Boys Will Be Bored In Young Bodies Heal Quickly

If there is a “crisis” among American boys, as you sometimes hear during slow news weeks, its cause is pretty straight-up clear: The bored and brutish traits our culture encourages in boys no longer have anything to do with the ones this economy actually rewards. In its terrific first half-hour, writer/director Andrew T. Betzer's Young Bodies Heal Quickly plays like cockeyed comedy based on that truth.

A hunky lout raises pointless hell in the fields and meadows of one of those parts of Maryland that dips down into what may as well be the Deep South. The lout—he's never named, but he's embodied by Gabriel Croft—beats up an abandoned car, peppers BBs at livestock and gets into a brawl with young women riding ATVs. It's a playful fight, despite all the grunting and swearing, with a vaguely erotic charge. As the lout ducks out of their way, one of the girls flashes a quick, heartening smile.

And then a 10-year-old boy bashes her in the skull with a baseball bat.

The kid appears to be the lout's brother. (Also unnamed, he's played by Hale Lytle.) He's been shadowing the lout all along, bound to him by a shared interest in jackassery and not much else. Problem is, the kid's less clear on the distinction between playful stupidity and shit getting real.

So, about 10 minutes into the movie, these two must go on the run. Their mother, in a flurry of strong and wordless scenes, boots them from the nest. But what happens next is curious, fascinating, frustrating: Rather than a manhunt, or tears and bonding, or even any moments of remorse, these two just keep on jackassing, but not as they would in any other roadtrip movie you've ever seen. There are no set pieces, here, and there are never really consequences: They don't blow up a gas station or get chased out of town by bikers. Instead, they fall asleep behind the wheel. They cruise too fast through beauty they don't seem to notice or value. They don't speak, really—the first time anyone says more than three or four words at once, they're in French. (More on that below.)

They're bored, they're not going anyplace in particular, and Betzer and invaluable cinematographer Sean Price Williams frame their pranks and dust-ups at an observational remove: Even the lout's own movie knows that nothing he's doing matters all that much. (The film, shot in 16mm, offers sharp-eyed studies of Maryland's landscapes and beach towns.)

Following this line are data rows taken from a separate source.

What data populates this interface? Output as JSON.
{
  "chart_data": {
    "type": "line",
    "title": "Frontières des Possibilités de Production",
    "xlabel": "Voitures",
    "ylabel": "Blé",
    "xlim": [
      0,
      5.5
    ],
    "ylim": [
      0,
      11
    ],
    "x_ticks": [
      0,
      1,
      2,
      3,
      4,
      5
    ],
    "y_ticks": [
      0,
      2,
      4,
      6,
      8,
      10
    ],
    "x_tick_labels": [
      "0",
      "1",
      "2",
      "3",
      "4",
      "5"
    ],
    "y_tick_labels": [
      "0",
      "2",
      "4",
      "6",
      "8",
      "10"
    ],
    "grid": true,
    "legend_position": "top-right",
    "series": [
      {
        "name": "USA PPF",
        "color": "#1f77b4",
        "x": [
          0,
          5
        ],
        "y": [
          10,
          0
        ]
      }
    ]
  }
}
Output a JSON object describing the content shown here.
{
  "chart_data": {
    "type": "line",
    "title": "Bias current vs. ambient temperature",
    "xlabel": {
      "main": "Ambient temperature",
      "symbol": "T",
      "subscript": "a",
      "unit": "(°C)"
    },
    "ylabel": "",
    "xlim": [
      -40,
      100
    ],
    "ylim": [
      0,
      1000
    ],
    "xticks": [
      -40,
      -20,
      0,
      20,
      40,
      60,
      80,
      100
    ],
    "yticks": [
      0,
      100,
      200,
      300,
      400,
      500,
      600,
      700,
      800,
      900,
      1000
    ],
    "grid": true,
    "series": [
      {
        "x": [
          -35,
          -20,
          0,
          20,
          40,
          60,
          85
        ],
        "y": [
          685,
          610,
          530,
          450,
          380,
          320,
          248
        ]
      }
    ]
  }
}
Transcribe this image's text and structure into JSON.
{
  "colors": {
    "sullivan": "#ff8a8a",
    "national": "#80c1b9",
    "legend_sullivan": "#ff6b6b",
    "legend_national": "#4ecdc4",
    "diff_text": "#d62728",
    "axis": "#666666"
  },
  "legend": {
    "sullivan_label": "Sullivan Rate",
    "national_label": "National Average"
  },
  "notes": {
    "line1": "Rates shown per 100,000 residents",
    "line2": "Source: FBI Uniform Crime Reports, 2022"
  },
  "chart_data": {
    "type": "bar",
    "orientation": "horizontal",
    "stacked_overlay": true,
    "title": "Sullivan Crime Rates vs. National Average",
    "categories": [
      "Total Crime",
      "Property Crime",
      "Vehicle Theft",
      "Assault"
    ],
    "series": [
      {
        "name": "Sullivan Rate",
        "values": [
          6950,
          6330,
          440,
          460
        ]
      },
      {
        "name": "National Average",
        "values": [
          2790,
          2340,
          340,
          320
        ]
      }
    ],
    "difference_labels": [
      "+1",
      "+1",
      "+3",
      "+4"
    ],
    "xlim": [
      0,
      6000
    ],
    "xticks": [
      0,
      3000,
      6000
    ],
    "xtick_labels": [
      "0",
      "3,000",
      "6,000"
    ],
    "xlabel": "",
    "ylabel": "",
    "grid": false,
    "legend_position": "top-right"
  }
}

They first stop at the lout's sister's house, somewhere several horizons away, but they quickly alienate her and her husband, and soon, they are racing off, with the kid having to leap into the car as it's going. The only way the lout knows how to relate to anyone, even relations, is via provocation—he blasts an airhorn at his sister's chickens and, for a laugh, makes his beer can spritz foam at her. From there, the pair speed to Ocean City to pass out on the beach and get embroiled in choice melodrama from another kind of movie: A French hotel maid takes them in, but she's cuckolding her lover, a chef, who comes at our lout with a cleaver.

You can't spoil a movie like Young Bodies Heal Quickly. Betzer's debut isn't about its slight story or unconnected events. It's about the experience of them—if it belongs to any genre, it's a new one, maybe a lout-along, inviting us to join a young man's search for things to light or kick. Just off the boardwalk, at night, he lights off emergency flares from the trunk of the car, a moment of offhand radiance apparently more significant to him than when he later gets laid.

I found much of its first half rousing, unnerving and hilarious. The second, sadly, is more dithering, involving a Nazi memorabilia collector and a tiresome climax of war re-enactors playing with guns in the woods—apparently they're re-fighting Vietnam until they finally get it right.

But even in its longueurs Young Bodies yields beauty and surprise, and there are inklings of some grand conception, even among scenes that feel haphazardly chosen: As these grown men play at war, the lout and the boy both seem to lose track of what's real and what's a goof. Perhaps the point is that for the wannabe soldiers the game feels full and real—a chance to be all the manly things they feel they should be and don't otherwise get the chance to. And what does it mean that, in a fight, our lout proves again and again to be somewhat pacifistic? Whatever's going on, in the final reels, Betzer (who also edited) gives you plenty of time to think about it.